My husband Mike and I know exactly what to do when our kids are sick. After more than six years of being parents and having four kids, we have figured out what medicines to use, how much to give, how to hydrate, when a cry is a “sick cry,” who cleans the sick child while the other changes the sheets and at what point they need to see a doctor.
But when your child is only sleeping in 30 minute intervals, and has you awake for most of the night, it can feel like you are in a pressure cooker.
For the first part of the night, we usually have our rhythm. But then this point hits, where we would start to snap at each other and fight about things that don’t even make sense.
Over the years we have learned that it is so important, (especially when an illness lingers), that we communicate with the other person when we feel like we have nothing else left to give.
A few days into our outbreak, Mike was unravelling. In fact, he was telling me about things that were irritating him that didn’t even make sense to me. It reminded me of when I get really bad PMS and my nerves feel raw.
I took charge and told him that I was taking over. I did all of the night waking, medicine administering and comforting. He slept and recharged.
But by Saturday morning, although Mike was back to himself again, I was the one who was crashing. Only for me, it was a physical toll the stress and lack of sleep was taking.
He immediately jumped into action, took over with the kids and let me hide in bed all morning. I knew that the house might be a mess when I emerged, but I was okay with that.
Eventually the days passed and everyone is healthier. Although we each feel a bit ragged, there is this sense of victory that we feel.

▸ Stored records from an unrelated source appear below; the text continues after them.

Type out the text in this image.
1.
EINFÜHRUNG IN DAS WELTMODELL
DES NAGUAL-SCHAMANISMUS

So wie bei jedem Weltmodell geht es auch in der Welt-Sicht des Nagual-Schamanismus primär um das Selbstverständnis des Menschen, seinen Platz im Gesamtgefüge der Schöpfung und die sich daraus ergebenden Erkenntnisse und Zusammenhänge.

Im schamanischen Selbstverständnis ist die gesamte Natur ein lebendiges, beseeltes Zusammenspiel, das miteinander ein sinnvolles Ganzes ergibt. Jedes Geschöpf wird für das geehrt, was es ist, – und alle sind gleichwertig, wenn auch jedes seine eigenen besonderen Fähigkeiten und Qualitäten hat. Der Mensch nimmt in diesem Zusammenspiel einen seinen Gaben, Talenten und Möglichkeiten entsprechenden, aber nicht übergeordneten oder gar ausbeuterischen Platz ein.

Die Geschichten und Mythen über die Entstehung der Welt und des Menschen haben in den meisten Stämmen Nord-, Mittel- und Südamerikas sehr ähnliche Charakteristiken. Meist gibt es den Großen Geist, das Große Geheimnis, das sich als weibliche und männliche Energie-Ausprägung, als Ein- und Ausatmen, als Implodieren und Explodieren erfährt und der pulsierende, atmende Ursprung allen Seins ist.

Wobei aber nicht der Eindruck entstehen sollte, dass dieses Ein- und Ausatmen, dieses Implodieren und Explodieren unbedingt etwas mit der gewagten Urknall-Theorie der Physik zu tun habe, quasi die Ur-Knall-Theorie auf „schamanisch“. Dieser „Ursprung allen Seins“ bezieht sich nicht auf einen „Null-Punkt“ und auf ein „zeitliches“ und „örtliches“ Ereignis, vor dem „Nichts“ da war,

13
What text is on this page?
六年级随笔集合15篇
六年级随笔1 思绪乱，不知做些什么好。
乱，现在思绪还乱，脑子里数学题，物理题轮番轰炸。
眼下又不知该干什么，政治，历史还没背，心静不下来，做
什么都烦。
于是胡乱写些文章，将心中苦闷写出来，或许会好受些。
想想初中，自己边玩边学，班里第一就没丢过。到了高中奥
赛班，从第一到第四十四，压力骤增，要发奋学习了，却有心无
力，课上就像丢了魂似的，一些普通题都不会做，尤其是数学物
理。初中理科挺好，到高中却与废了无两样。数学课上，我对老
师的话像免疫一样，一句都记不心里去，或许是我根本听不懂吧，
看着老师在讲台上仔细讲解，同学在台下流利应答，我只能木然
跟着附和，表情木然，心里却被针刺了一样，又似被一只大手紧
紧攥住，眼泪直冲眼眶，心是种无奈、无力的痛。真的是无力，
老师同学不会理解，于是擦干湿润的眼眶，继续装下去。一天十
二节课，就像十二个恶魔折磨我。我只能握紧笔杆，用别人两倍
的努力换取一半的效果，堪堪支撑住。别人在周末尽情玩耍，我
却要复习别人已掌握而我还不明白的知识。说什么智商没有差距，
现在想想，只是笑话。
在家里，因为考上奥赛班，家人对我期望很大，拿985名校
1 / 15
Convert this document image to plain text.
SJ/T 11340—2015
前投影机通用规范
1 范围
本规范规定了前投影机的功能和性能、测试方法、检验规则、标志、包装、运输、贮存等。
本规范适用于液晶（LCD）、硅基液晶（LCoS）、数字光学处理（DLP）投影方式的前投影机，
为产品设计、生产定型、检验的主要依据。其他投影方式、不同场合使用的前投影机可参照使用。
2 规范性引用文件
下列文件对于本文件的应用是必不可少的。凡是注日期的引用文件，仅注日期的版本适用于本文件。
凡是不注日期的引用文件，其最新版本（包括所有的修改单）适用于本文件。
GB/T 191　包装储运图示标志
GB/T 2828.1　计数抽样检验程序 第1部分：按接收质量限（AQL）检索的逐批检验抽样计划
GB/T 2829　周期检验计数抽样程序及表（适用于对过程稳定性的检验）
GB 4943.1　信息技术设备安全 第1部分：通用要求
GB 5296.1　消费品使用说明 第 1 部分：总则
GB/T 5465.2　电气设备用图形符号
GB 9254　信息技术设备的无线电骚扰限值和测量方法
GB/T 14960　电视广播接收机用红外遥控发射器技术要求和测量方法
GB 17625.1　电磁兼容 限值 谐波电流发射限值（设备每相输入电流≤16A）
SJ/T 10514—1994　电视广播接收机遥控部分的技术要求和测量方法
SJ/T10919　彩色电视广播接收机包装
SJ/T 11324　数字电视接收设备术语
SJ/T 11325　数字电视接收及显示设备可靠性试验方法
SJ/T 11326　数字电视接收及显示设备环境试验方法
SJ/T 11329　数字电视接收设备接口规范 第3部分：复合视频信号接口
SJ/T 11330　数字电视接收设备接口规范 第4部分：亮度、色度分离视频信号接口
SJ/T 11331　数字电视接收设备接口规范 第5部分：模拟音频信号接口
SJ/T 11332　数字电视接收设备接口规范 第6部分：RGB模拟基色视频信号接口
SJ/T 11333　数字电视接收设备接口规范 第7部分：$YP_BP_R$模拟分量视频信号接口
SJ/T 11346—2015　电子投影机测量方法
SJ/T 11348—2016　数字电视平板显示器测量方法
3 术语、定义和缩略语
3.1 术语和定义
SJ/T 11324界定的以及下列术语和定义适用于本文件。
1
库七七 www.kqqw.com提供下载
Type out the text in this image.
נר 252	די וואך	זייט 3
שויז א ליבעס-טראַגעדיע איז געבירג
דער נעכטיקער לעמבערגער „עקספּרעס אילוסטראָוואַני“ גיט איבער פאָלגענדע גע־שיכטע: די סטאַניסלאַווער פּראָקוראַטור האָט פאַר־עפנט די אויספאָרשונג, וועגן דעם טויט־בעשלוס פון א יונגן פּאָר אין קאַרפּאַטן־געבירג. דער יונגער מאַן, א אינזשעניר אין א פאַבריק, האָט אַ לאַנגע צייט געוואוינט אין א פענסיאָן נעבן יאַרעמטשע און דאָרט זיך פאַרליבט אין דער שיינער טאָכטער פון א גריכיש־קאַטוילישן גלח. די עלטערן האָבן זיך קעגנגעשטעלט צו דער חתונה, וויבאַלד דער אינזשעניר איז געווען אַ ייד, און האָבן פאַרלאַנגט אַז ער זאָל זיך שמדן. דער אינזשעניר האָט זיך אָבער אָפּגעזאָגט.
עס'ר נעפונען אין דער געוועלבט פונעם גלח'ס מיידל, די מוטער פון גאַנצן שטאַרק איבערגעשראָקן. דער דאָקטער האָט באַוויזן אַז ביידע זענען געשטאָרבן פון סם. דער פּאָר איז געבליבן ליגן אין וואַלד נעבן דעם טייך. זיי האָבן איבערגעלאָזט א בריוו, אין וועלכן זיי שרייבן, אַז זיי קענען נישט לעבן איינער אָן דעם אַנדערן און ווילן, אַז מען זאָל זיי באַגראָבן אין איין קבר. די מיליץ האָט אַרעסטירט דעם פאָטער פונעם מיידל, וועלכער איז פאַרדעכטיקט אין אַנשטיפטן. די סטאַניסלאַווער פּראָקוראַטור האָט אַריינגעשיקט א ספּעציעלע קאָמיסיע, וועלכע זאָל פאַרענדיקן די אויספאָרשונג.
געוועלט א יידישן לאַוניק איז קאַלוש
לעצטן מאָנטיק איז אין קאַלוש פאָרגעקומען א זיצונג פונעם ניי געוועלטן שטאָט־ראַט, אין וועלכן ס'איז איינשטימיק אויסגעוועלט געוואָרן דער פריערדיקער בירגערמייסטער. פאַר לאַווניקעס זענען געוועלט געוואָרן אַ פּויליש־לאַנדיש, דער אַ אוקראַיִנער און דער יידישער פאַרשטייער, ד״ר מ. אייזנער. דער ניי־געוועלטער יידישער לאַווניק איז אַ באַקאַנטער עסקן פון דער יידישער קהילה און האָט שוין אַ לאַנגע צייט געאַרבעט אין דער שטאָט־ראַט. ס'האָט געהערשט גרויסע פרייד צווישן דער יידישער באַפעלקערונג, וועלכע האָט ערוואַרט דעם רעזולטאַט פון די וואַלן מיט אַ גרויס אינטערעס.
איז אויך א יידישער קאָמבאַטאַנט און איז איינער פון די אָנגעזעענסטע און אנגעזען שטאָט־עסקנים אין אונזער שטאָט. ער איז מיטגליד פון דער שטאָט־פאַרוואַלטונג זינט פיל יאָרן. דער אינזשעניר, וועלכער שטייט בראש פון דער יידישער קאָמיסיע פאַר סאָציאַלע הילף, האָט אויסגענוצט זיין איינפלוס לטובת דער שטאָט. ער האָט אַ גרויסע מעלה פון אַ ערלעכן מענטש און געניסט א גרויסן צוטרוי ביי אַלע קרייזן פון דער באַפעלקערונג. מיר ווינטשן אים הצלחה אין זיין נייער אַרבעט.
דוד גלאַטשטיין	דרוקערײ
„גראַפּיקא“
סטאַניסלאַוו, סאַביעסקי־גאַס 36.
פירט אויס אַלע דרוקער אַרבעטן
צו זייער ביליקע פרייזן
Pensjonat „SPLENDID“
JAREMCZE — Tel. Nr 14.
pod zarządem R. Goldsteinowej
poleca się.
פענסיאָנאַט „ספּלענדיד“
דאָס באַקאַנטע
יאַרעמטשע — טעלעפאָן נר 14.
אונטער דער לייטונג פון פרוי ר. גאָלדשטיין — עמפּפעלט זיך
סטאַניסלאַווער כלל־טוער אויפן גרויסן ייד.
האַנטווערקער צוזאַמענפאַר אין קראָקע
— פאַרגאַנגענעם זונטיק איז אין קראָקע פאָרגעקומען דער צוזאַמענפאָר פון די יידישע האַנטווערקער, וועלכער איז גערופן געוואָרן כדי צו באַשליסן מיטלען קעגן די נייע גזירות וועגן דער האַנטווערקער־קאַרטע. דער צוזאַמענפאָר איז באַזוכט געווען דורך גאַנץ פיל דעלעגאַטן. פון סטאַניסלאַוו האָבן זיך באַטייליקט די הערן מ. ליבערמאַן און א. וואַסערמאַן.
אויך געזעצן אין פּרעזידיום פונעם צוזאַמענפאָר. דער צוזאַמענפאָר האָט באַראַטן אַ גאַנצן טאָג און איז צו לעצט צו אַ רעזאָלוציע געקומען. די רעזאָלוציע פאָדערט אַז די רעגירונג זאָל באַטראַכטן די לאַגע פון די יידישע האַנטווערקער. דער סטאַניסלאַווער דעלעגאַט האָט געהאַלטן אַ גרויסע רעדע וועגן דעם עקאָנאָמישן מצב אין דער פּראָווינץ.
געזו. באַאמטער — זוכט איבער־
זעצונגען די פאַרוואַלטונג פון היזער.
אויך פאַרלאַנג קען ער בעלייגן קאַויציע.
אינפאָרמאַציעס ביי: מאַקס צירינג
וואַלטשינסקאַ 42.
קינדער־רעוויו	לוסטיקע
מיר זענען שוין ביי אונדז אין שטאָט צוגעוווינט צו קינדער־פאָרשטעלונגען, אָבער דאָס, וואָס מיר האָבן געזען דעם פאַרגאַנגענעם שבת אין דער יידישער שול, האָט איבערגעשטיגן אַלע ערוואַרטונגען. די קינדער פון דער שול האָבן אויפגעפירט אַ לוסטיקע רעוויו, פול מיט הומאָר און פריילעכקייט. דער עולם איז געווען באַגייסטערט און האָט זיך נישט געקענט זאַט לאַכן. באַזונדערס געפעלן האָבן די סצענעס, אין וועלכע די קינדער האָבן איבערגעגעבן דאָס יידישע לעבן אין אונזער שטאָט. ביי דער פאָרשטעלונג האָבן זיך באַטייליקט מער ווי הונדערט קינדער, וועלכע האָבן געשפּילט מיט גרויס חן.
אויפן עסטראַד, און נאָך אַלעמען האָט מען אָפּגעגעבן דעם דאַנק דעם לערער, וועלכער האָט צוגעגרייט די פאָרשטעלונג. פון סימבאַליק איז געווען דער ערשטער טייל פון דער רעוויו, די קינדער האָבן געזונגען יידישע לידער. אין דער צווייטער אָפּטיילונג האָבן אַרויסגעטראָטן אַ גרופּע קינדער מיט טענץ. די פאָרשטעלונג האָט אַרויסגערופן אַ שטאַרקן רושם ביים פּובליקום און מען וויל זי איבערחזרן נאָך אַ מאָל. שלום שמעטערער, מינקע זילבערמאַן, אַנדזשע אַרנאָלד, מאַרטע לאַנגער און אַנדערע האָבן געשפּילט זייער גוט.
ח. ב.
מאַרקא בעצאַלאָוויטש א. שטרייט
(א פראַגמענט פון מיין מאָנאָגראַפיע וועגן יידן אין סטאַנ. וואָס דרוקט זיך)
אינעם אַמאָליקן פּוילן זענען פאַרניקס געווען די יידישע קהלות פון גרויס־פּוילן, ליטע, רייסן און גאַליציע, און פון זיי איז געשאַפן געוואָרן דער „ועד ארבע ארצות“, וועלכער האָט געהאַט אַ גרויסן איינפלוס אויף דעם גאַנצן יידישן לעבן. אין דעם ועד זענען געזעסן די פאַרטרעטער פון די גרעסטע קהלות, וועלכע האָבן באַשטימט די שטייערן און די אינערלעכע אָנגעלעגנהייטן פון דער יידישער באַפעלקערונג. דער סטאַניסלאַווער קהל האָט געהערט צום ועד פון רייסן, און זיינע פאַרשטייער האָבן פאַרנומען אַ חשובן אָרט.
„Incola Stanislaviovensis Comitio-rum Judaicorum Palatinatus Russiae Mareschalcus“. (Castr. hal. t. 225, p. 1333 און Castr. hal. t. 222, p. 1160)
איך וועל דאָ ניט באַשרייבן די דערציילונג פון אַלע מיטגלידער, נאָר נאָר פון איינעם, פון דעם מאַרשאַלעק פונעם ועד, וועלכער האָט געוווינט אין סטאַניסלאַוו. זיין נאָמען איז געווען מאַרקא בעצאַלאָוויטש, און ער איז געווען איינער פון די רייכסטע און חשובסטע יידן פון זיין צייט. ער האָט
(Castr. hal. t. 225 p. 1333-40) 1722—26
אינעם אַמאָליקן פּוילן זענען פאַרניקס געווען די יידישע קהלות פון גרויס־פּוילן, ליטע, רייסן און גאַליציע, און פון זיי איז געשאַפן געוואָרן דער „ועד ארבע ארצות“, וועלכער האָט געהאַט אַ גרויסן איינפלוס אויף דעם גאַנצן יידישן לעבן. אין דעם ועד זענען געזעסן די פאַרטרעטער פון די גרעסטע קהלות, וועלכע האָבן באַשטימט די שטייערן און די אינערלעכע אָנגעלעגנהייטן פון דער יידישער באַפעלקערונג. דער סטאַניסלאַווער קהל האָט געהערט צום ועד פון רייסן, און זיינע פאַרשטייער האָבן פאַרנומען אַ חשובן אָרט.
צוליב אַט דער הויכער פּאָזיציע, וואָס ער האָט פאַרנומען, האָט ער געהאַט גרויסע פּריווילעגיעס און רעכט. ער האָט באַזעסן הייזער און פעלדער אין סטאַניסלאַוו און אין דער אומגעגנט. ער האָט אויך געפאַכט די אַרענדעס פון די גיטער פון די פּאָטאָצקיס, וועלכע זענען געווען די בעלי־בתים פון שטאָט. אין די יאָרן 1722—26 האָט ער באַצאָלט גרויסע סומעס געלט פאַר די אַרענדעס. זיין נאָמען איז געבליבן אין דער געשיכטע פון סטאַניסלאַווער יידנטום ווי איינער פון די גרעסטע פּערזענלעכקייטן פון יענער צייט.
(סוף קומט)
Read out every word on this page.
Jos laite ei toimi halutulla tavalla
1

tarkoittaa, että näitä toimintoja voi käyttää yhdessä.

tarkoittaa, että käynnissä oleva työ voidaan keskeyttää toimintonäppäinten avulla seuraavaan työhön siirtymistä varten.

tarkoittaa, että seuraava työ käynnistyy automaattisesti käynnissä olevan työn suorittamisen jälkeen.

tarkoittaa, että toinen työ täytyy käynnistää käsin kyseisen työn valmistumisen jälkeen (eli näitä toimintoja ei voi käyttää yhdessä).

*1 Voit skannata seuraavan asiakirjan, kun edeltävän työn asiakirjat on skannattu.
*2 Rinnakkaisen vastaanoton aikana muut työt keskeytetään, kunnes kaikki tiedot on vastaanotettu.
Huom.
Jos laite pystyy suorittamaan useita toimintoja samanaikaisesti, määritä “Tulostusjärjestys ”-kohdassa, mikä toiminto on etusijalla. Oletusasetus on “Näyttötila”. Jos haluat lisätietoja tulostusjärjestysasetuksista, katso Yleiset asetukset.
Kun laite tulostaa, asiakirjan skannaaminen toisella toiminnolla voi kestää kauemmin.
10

If you and your marriage are going to survive parenthood, and yes I am using the word survive, then you need to not only master the art of “survival mode,” but of also “trading off.”
That includes communicating with the other person when you are DONE and avoid picking meaningless fights, or snapping at the other person. This also means that when the other person is in charge, you give up control. You don’t micromanage or judge if other things fall by the wayside.
We all go through it. Having sick kids sucks. But there is something incredibly rewarding when your little one turns the corner, starts smiling again and life returns to normal… at least until the next illness hits.